F & A: Geschlechtsspezifische Defizite gefährden die Hälfte des wissenschaftlichen Talents

Wenn die Wissenschaftler die Absolventen der Mädchen nicht nutzen können, verschwendet sie laut Xiamx X1 Prozent der verfügbaren Talente, so Liliam Álvarez Díaz, Sekretärin der kubanischen Akademie der Wissenschaften und Mitglied der Akademie der Wissenschaften für die Welt der Dritten Welt.

Sie ist eine überzeugte Verteidigerin des Wertes sogenannter harter Wissenschaften in der Entwicklung und hat in Physik und Mathematik promoviert. In 2016 wurde das Buch veröffentlicht Sei eine Wissenschaftlerin oder stirb beim Versuch. SciDev.Net fragte sie, wie sie einige der Herausforderungen meistern könne, denen Frauen in der Wissenschaft heute gegenüberstehen.

Wie war es, in den 1970s Physik in Kuba zu studieren?

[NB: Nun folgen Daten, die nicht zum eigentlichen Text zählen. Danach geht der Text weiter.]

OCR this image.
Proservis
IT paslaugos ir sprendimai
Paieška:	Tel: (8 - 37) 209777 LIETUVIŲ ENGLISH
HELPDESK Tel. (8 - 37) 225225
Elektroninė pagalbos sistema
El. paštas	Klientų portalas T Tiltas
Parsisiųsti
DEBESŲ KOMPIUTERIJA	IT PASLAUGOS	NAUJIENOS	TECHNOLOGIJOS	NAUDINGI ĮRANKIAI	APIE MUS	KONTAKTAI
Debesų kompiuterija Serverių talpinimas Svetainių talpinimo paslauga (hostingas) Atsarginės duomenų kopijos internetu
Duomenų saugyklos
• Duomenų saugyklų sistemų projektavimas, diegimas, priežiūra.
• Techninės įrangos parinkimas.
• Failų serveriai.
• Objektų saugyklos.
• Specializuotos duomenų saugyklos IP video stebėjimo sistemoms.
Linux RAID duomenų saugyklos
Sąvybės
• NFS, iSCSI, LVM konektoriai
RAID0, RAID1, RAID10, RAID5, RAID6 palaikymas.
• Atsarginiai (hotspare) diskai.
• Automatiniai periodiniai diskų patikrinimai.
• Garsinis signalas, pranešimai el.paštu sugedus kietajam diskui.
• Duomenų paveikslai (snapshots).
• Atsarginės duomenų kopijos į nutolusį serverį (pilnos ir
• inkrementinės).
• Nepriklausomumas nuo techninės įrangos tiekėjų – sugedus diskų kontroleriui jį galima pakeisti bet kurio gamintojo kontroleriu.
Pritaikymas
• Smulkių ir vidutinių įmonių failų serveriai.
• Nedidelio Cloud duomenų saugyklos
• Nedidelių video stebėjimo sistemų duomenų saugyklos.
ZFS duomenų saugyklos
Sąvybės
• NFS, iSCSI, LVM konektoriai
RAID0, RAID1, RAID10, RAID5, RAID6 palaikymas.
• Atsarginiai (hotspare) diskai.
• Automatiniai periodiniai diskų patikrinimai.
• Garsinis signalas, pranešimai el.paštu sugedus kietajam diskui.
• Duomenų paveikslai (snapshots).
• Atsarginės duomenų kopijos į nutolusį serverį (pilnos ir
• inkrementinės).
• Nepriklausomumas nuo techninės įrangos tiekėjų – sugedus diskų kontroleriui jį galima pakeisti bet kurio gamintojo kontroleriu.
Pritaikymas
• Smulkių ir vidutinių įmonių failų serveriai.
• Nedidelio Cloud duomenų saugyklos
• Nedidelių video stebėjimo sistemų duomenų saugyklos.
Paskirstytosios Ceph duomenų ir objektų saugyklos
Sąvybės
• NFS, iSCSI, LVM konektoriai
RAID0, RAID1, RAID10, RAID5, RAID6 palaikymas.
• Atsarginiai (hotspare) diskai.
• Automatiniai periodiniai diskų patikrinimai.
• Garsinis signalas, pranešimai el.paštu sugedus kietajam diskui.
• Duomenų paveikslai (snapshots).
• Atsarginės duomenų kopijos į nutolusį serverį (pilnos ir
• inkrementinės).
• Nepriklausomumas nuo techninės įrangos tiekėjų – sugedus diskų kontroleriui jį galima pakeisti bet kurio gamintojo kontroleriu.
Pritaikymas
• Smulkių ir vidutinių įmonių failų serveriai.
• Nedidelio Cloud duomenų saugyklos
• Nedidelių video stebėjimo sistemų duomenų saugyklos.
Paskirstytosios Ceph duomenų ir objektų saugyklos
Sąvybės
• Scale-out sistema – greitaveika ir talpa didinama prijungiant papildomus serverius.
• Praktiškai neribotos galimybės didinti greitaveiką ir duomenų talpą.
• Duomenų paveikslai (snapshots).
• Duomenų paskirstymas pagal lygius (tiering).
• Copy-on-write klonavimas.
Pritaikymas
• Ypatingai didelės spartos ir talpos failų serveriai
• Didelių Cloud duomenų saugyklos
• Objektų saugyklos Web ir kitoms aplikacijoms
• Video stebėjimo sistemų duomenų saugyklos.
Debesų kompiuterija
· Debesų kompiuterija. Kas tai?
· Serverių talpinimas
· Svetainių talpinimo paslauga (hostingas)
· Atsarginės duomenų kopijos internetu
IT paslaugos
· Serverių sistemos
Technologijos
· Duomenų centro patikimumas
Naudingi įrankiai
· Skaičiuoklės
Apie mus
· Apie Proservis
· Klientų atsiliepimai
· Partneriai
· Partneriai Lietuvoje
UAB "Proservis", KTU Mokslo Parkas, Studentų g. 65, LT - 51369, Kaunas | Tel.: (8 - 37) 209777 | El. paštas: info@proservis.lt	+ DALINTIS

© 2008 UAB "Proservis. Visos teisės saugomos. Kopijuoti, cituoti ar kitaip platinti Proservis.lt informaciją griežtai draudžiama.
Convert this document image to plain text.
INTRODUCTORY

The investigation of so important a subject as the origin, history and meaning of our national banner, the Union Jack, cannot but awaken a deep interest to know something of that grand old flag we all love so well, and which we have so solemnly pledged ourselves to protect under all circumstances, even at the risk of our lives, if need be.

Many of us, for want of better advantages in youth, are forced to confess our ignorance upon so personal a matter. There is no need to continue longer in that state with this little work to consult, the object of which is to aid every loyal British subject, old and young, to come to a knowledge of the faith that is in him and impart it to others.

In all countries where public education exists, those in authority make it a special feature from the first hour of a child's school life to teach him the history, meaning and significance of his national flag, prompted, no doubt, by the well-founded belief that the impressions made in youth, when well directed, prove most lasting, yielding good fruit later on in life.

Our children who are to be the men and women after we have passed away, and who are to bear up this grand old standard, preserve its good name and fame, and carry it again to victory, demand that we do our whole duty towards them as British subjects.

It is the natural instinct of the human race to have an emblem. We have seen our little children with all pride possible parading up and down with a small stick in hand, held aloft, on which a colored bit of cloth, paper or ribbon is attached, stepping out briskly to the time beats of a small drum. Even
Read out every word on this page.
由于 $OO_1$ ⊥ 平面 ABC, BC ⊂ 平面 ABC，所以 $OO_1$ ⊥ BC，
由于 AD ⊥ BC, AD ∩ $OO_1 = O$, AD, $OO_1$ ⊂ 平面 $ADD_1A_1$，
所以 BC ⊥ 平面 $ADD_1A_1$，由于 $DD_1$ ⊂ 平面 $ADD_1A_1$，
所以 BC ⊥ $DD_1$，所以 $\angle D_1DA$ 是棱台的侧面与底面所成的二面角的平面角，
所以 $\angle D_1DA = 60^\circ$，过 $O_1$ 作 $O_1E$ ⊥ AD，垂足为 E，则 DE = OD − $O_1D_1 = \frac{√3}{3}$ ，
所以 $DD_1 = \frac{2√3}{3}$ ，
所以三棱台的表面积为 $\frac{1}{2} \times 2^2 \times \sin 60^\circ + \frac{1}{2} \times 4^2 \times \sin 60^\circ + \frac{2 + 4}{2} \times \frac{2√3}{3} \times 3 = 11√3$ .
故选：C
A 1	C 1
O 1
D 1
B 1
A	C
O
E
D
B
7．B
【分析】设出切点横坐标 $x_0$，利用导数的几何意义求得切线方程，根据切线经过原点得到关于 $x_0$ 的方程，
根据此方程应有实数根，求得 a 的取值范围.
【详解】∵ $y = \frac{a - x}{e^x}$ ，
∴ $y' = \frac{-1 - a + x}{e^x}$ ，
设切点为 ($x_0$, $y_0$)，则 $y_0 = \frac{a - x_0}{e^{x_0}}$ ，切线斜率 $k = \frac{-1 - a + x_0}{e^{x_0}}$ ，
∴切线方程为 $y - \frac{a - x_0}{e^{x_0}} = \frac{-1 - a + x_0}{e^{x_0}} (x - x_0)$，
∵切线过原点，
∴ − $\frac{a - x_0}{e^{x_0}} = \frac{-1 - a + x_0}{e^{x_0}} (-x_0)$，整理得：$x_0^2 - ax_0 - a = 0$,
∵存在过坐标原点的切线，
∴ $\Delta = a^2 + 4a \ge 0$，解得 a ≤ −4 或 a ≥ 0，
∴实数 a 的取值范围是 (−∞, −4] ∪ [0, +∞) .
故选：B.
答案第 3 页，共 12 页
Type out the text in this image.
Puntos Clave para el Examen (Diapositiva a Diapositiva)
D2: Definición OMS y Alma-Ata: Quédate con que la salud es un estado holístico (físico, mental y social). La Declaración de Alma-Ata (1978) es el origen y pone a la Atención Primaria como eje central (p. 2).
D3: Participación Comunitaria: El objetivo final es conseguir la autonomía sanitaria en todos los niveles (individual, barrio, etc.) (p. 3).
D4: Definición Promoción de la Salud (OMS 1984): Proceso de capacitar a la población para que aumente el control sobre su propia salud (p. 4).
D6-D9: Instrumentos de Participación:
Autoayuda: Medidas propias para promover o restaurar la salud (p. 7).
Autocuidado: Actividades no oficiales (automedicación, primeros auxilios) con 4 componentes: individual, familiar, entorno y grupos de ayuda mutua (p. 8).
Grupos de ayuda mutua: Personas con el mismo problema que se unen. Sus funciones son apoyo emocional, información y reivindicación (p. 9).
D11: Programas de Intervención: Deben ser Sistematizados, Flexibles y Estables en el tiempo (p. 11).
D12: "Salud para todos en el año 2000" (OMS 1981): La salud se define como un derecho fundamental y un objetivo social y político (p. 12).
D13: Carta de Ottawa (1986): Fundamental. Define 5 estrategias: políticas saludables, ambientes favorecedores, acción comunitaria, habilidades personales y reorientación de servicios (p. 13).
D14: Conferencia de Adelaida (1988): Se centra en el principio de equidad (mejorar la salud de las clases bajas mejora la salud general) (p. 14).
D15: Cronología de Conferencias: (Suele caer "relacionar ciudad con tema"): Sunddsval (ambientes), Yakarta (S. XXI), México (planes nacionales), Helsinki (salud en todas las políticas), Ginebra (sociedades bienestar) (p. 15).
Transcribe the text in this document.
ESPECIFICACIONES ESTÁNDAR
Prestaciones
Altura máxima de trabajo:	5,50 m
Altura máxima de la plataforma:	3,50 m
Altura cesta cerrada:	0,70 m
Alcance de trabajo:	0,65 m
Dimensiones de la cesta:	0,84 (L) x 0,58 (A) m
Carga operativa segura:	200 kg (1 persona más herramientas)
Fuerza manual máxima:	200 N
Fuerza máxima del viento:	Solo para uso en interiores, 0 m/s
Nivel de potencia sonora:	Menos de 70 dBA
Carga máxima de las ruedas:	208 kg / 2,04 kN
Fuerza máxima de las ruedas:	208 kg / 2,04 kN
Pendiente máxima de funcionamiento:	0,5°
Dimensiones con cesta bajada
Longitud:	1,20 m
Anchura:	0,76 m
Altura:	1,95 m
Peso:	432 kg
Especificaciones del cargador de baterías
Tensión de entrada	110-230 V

Als ich in 1968 die Stufen der Universität von Havanna erklommen und mich in Physik eingeschrieben hatte, war das eine Herausforderung. Im zweiten Jahr wurde mir klar, dass ich Mathematik lernen sollte, weil es mir in Mathe-bezogenen Fächern viel besser ging. Aber ein fleißiges Mädchen mit konservativem Geist sagte ich: "Ich habe mit der Physik angefangen, ich beende die Physik."

Was war der Kontext? Warst du die einzige Frau?

Nein, da waren noch andere Mädchen. Diese Jahre waren sehr interessant. Sie haben sich eingeschrieben, was Sie wollten. Es gab keine Aufnahmeprüfungen. Es gab einen wunderbaren Studentenwohnheim. Es war ein großes Privileg. In der ersten Klasse der Physik gab es mehr als 100-Schüler in einem riesigen Klassenzimmer. Als wir fertig waren, gab es nur noch 25 von uns. Zu dieser Zeit sprach niemand über das Geschlecht.

Worum geht es in Ihrem Forschungsbereich? Wie hängt es mit angewandter Wissenschaft zusammen?

In vielen Bereichen der Wissenschaft werden viele Phänomene mit mathematischen Gleichungen modelliert. Wie wird zum Beispiel der Hurrikanpfad berechnet? Mit Gleichungen. Wie wurde die Kuppel der Sportstadt in Havanna berechnet? Es war die Arbeit von Bauingenieuren mit einem mathematischen Modell. Berechnungen von Differentialgleichungen werden auf die Meteorologie und chemische Kinetik angewendet. Wenn Sie zum Beispiel ein Medikament injizieren, wie wird es sich im Organismus verteilen? Das ist kinetisch, und es ist ein Gleichungssystem.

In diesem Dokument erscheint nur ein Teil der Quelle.